Set It Off

A St. Paul hip-hop crew looks to the next stage

Though August Wilson used to write plays in Sweeney's, the St. Paul neighborhood bar sits on the "white side" of Dale Street, and it might be the last place you'd expect to find a hip-hop showcase. But tonight, the upstairs is filled with playas of all races, dolled up in their Friday best, nodding their heads to rap-along musings by the Stereo Type Click and the improv rap duo Sixth Sense.

Though the Native Ones headline tonight's mid-August refresher course in "St. Paul Style," the various members of the Abstract Pack are playing the host role, greeting guests and shouting encouragement to the other acts. The generally anticipatory mood before their set may be lubed by close quarters and cheap drinks, but when the Pack takes the stage and the crowd fills the floor, the excitement is palpable.

The buzz around the Pack is genuine, an old combination of underground pride and reluctant pop hopefulness that one would have thought died long ago in the uphill battle to break open the local scene. Not that the crew's debut CD isn't tailored to the streets: It's grounded in jazzy, stop-sign-rattling bass figures and the usual hardcore waterfall-of-lyrics. But the lush, fluid song structures of Bousta Set It (For the Record) contrast starkly with the dirty-snare minimalism and intricate thought balloons of rappers Atmosphere and Beyond, who each released remarkable underground breakouts last year on Rhyme Sayers Entertainment.

This latest album harnesses the Pack's long-cultivated live energy and distills it into hook after hook, sprinkling local references into the mix ("Shots Paul," "Minnesota nice") for flavor. "I think they're one of the first real rap groups ready to come out of Minnesota," says Smoke D, co-host of KMOJ's (89.9 FM) Smoke & Delite radio show, which has helped push the crew into regular rotation at the station. At the very least, Abstract Pack has dropped the local hip-hop album of the year.
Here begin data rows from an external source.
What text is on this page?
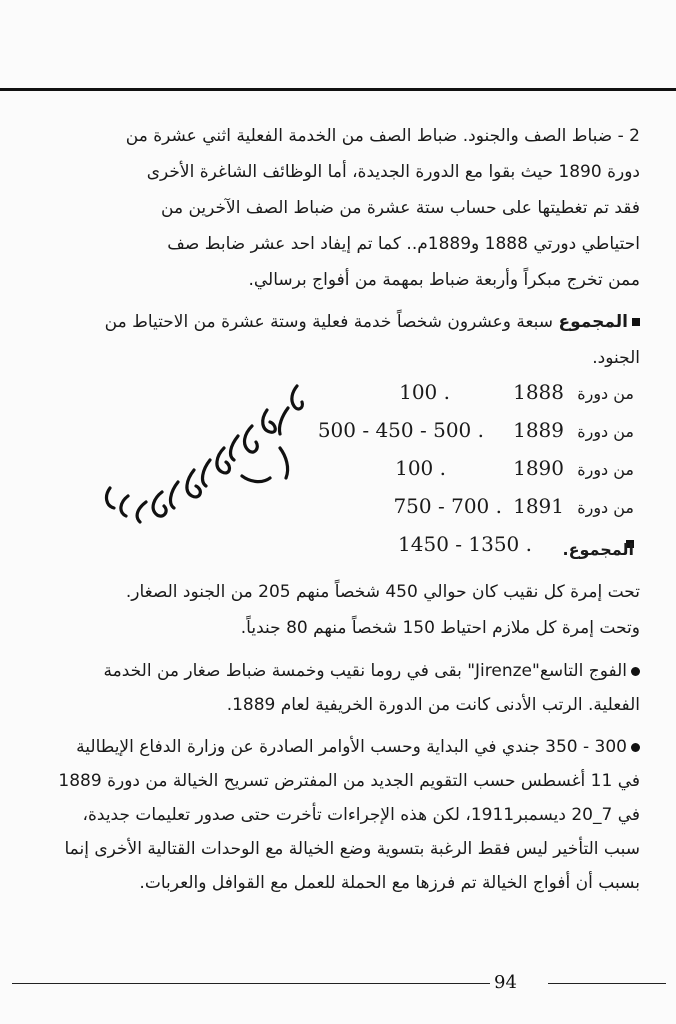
2 - ضباط الصف والجنود. ضباط الصف من الخدمة الفعلية اثني عشرة من

دورة 1890 حيث بقوا مع الدورة الجديدة، أما الوظائف الشاغرة الأخرى

فقد تم تغطيتها على حساب ستة عشرة من ضباط الصف الآخرين من

احتياطي دورتي 1888 و1889م.. كما تم إيفاد احد عشر ضابط صف

ممن تخرج مبكراً وأربعة ضباط بمهمة من أفواج برسالي.

المجموع سبعة وعشرون شخصاً خدمة فعلية وستة عشرة من الاحتياط من

الجنود.

من دورة
1888
100 .
من دورة
1889
500 - 450 - 500 .
من دورة
1890
100 .
من دورة
1891
750 - 700 .
المجموع.
1450 - 1350 .

تحت إمرة كل نقيب كان حوالي 450 شخصاً منهم 205 من الجنود الصغار.

وتحت إمرة كل ملازم احتياط 150 شخصاً منهم 80 جندياً.

الفوج التاسع"Jirenze" بقى في روما نقيب وخمسة ضباط صغار من الخدمة

الفعلية. الرتب الأدنى كانت من الدورة الخريفية لعام 1889.

300 - 350 جندي في البداية وحسب الأوامر الصادرة عن وزارة الدفاع الإيطالية

في 11 أغسطس حسب التقويم الجديد من المفترض تسريح الخيالة من دورة 1889

في 7_20 ديسمبر1911، لكن هذه الإجراءات تأخرت حتى صدور تعليمات جديدة،

سبب التأخير ليس فقط الرغبة بتسوية وضع الخيالة مع الوحدات القتالية الأخرى إنما

بسبب أن أفواج الخيالة تم فرزها مع الحملة للعمل مع القوافل والعربات.

94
Egging the Sweeney's crowd on to make noise, throw hands, and lay down bills for Bousta Set It, the Pack crew's four budding stars--Glorius L, MSP, Eklipz, and Rastadile Dundee--launch into the non-CD cut "Who Rocks" with bracing fury. "We the rhymers who started this shit in the STP," they rap in unison, bounding across the stage. If there exists a line between the charitable and the involuntary head-bob, most audience members cross it here.

"We incorporate hella energy," says Rastadile later. "That's the way we've always kicked it."

Less than a mile away from the bar is Glorius L. Martin's tan apartment building on Concordia, overlooking I-94. This was where the interstate tore up Rondo Avenue in the mid-1960s, bisecting the heart of St. Paul's oldest African-American community and obliterating its commercial thoroughfare. It was here, on either side of the highway, where most of Abstract Pack's members grew up, attending Central High School together in the early '90s and forming the group in their senior year, after a particularly exhilarating performance at a 1993 talent show.

Glo's apartment is child-friendly for his 4-year-old son, Storm, with a shag carpet and kid's toys and videos in evidence. On the wall are awards for Glo's work on KTCA's (Channel 2) Don't Believe the Hype, an issues-oriented show aimed at urban youth that he co-hosted for four years. The Pack joined Glo to perform for a special live airing in 1995, and the tape the MC lends me captures the mic skills of one Herbert Ford Foster IV. Known to his friends as Sess, the rapper, whose gravestone is pictured on the back of the Pack's disc, was killed in a car accident a couple months after the show aired. "We have no tolerance for those who cannot rock it," he raps on videotape. "And you best have your doctorate in your pocket."

On the Sunday afternoon following the Sweeney's showcase, Glorius reviews tapes of samples sent by the Pack's beat-maker, a 28-year-old Milwaukee police officer and hip-hop fanatic named Bill Landingham (a.k.a. SoulFinga, but known to the Pack as Mr. Bill). Slowly, the group members arrive for the weekly meeting: the lanky, low-voiced Eklipz, who at 26 is three years older than the other members; the big, mellow MSP; the wiry, mini-dreaded Rastadile, who would probably be the group's spokesman if he weren't so outspoken. Knowledge also stops by, and the only MCs absent from the meeting are R 2 Da Damn and Gambino.

Everyone present is coming off a late night at the Rhyme Sayers showcase, but they rouse from their daze when trading stories about their first dips into hip-hop culture. When Rasta puts down a bag of chips to confess that his first break-dancing crew was called Dean and the Rocket Breakers, his friends erupt in cackles. "I didn't even think to use an a.k.a.," says Rasta, who, like most of the rest of the Pack, prefers I not print his civvy name.

When I bring up Sess, they allow a pause before speaking. "Lyrically, the skills that we're just now tapping into, he had naturally," says Glo. His reverence for the MC, a year his junior, is obviously shared by other Pack members.